背の高いトウモロコシ越しにチラッと宇宙人の脚が見えたり、赤ん坊用トランシーバーに宇宙人の通信が入ってきたり、TVで宇宙人が映ったホームビデオ映像が公開されたりと、ジワジワと日常生活が脅かされていく恐怖が伝わってくる。

「宇宙人の侵略」が描かれてはいるが、人類対宇宙人ではなく、あくまである一家から見た視点で描かれている。
その過程で「信仰心」や「家族の絆」という本当のテーマが浮き彫りになっていく。

本作の主人公グラハムは、一家の主人でありながらも、過去に交通事故で妻を亡くした辛い経験から心に深い傷を負ってしまい「神などいない」と信仰を無くした神父。

それまでアクションスターだったメル・ギブソンが傷ついた男グラハムを繊細に熱演。
「マッドマックス」や「リーサルウェポン」シリーズでも妻を失った男を演じて来たが、狂気を讃えていた瞳が本作では一瞬で哀しみに染まる。
アップでの目の表情ひとつで感情の移り変わりや無力さを表現する演技は本作の見どころの一つだ。

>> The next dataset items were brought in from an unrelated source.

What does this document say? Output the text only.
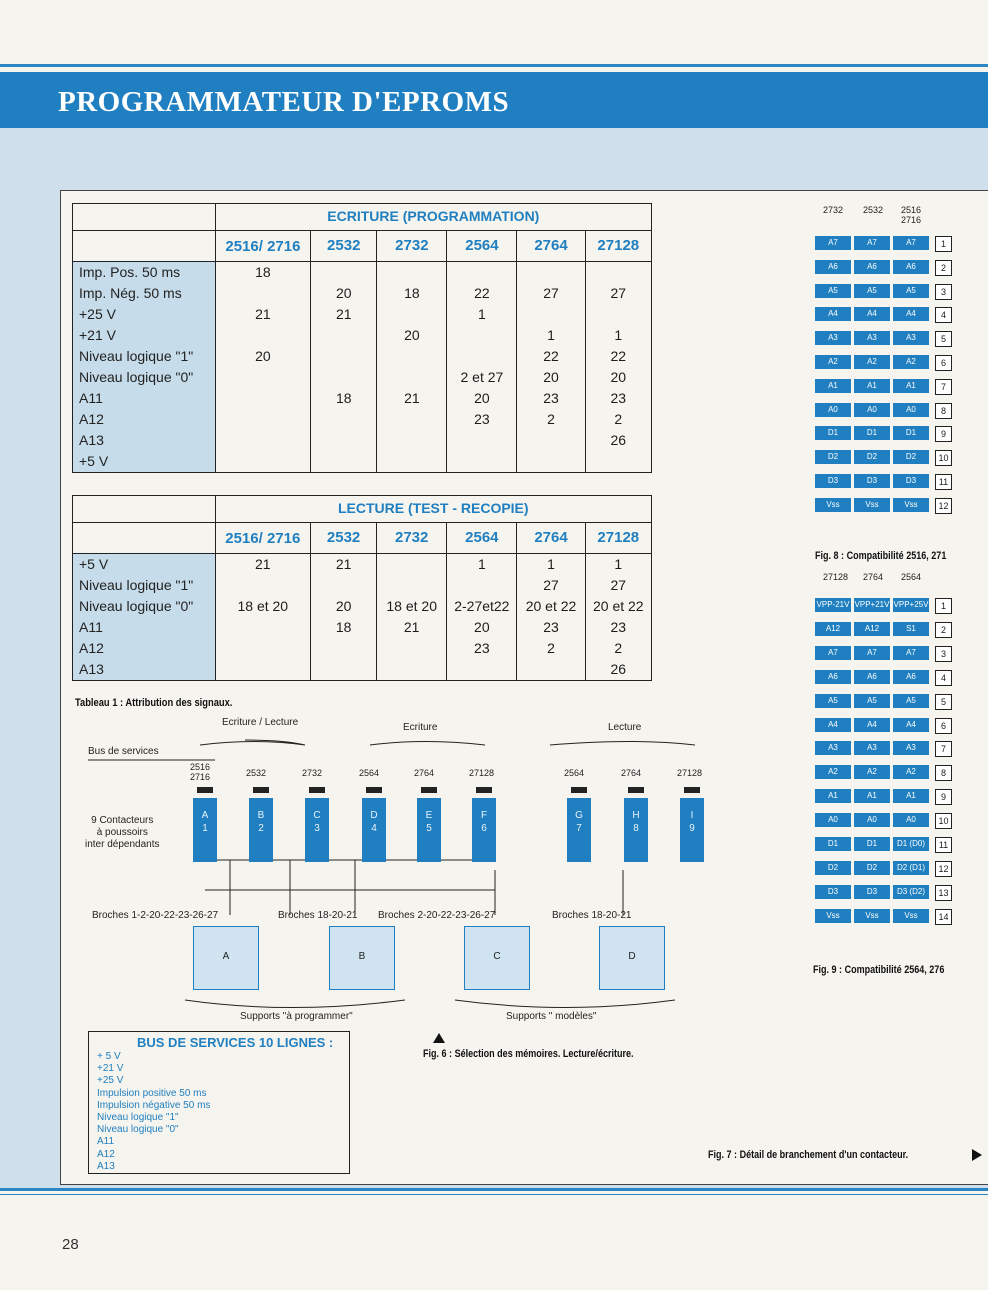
PROGRAMMATEUR D'EPROMS
	ECRITURE (PROGRAMMATION)					
	2516/ 2716	2532	2732	2564	2764	27128
Imp. Pos. 50 ms	18					
Imp. Nég. 50 ms		20	18	22	27	27
+25 V	21	21		1		
+21 V			20		1	1
Niveau logique "1"	20				22	22
Niveau logique "0"				2 et 27	20	20
A11		18	21	20	23	23
A12				23	2	2
A13						26
+5 V						
	LECTURE (TEST - RECOPIE)					
	2516/ 2716	2532	2732	2564	2764	27128
+5 V	21	21		1	1	1
Niveau logique "1"					27	27
Niveau logique "0"	18 et 20	20	18 et 20	2-27et22	20 et 22	20 et 22
A11		18	21	20	23	23
A12				23	2	2
A13						26
Tableau 1 : Attribution des signaux.
Ecriture / Lecture	Ecriture	Lecture
Bus de services
9 Contacteurs
à poussoirs
inter dépendants
2516 2716
A
1
2532
B
2
2732
C
3
2564
D
4
2764
E
5
27128
F
6
2564
G
7
2764
H
8
27128
I
9
Broches 1-2-20-22-23-26-27	Broches 18-20-21 Broches 2-20-22-23-26-27	Broches 18-20-21
A	B	C	D
Supports "à programmer"	Supports " modèles"
Fig. 6 : Sélection des mémoires. Lecture/écriture.
BUS DE SERVICES 10 LIGNES :
+ 5 V
+21 V
+25 V
Impulsion positive 50 ms
Impulsion négative 50 ms
Niveau logique "1"
Niveau logique "0"
A11
A12
A13
Fig. 7 : Détail de branchement d'un contacteur.
2732	2532	2516 2716
A7	A7	A7	1
A6	A6	A6	2
A5	A5	A5	3
A4	A4	A4	4
A3	A3	A3	5
A2	A2	A2	6
A1	A1	A1	7
A0	A0	A0	8
D1	D1	D1	9
D2	D2	D2	10
D3	D3	D3	11
Vss	Vss	Vss	12
Fig. 8 : Compatibilité 2516, 271
27128	2764	2564
VPP-21V VPP+21V VPP+25V	1
A12	A12	S1	2
A7	A7	A7	3
A6	A6	A6	4
A5	A5	A5	5
A4	A4	A4	6
A3	A3	A3	7
A2	A2	A2	8
A1	A1	A1	9
A0	A0	A0	10
D1	D1	D1 (D0)	11
D2	D2	D2 (D1)	12
D3	D3	D3 (D2)	13
Vss	Vss	Vss	14
Fig. 9 : Compatibilité 2564, 276
28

信仰を失った元神父が、もう二度と家族を失いたくないと奮闘する。
遂に宇宙人がグラハム宅に押し入り、息子モーガンを連れ去ろうとした時、見る者はタイトルの「サイン」の本当の意味を知る。

グラハムの妻は、交通事故で死亡する寸前、グラハムに最後の言葉として「See(見て)」と「Thing away(打って)」と言い残す。
走馬灯の中でマイナーリーグで活躍した弟メリルの試合を見た記憶が蘇ったものだと思われたが、妻の最後の言葉は、宇宙人の攻撃から息子を守るために神が託したお告げ(サイン)ではないか?とグラハムは気付く。

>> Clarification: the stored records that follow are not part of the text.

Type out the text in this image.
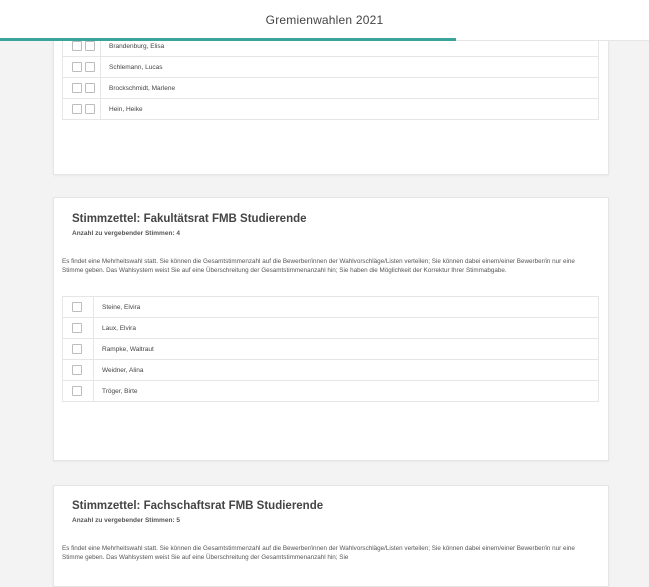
Gremienwahlen 2021
Brandenburg, Elisa
Schlemann, Lucas
Brockschmidt, Marlene
Hein, Heike
Stimmzettel: Fakultätsrat FMB Studierende
Anzahl zu vergebender Stimmen: 4
Es findet eine Mehrheitswahl statt. Sie können die Gesamtstimmenzahl auf die Bewerber/innen der Wahlvorschläge/Listen verteilen; Sie können dabei einem/einer Bewerber/in nur eine Stimme geben. Das Wahlsystem weist Sie auf eine Überschreitung der Gesamtstimmenanzahl hin; Sie haben die Möglichkeit der Korrektur Ihrer Stimmabgabe.
Steine, Elvira
Laux, Elvira
Rampke, Waltraut
Weidner, Alina
Tröger, Birte
Stimmzettel: Fachschaftsrat FMB Studierende
Anzahl zu vergebender Stimmen: 5
Es findet eine Mehrheitswahl statt. Sie können die Gesamtstimmenzahl auf die Bewerber/innen der Wahlvorschläge/Listen verteilen; Sie können dabei einem/einer Bewerber/in nur eine Stimme geben. Das Wahlsystem weist Sie auf eine Überschreitung der Gesamtstimmenanzahl hin; Sie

即ちそれは、「宇宙人を見て、バットで打て」というメッセージ。
何とも直接的で暴力的なお告げで笑えてしまうのだが。
本当に神の言葉か?と疑いたくなるが、「神が人間を守ったのだ」と捉えよう。
メリルとグラハムはその言葉に従い、宇宙人をバットでぶん殴って退治する。

モーガンは喘息によって呼吸停止していたため、宇宙人の発する毒ガスを吸わずに済み、一命をとりとめる。
モーガンが喘息であったことも「神のサインだったのだ」とグラハムは理解する。

映画の前半部で、ミステリー・サークルの出現が、「宇宙人のサイン」ではないか、という謎かけとして登場するが、実はそれはミスリード。

「sign」とは、「前兆、印、徴候」あるいは「お告げ、奇跡」という意味。
前半では、「sign」は宇宙人侵略の前兆のように見せておいて、最後は妻の言葉の「sign」が「神のお告げ」であり、モーガンの復活が「神の奇跡」になる。
「神のサイン」に気付いたグラハムは、神が自分たちを守ってくれていたことに気付いて家族を守り抜き、神への信仰を回復するハッピーエンドだ。

宇宙人が弱すぎるとか、水が弱点なのに地球のような水の惑星に何で侵略してきたのか?などツッコミどころは多い。
派手な宇宙人撃退のカタルシスを期待した人々が「これじゃない」と低い評価を下すのも頷ける。
しかし、張り巡らされた伏線が綺麗に回収されるクライマックスは見事だ。

劇中で、グラハムが弟メリルに「お前は神のサインや奇跡を信じる人間か?、ただ運が良いと考える人間か?」と聞く。

本作のテーマは、現代の社会は破滅の危機を迎えているが、その「前兆」はいたるところに現れているから、そのサインに気付きなさいということだろう。

今にして思えば、911テロ直後に製作された映画。
宇宙人の飛来はタリバンによる911テロの隠喩か?
宗教的な語り口も、単純な暴力での解決もそれらを感じてしまう。
意思疎通が出来ない相手への恐怖だ。
主人公が家族を亡くし、そして残された家族と絆を取り戻すというストーリーも、何かこの時代を象徴していると感じずにいられない。

能天気な宇宙人とのドンパチが描かれるよりは、不安と脅威に晒される人間の心理が描かれていて、よっぽど良いのである。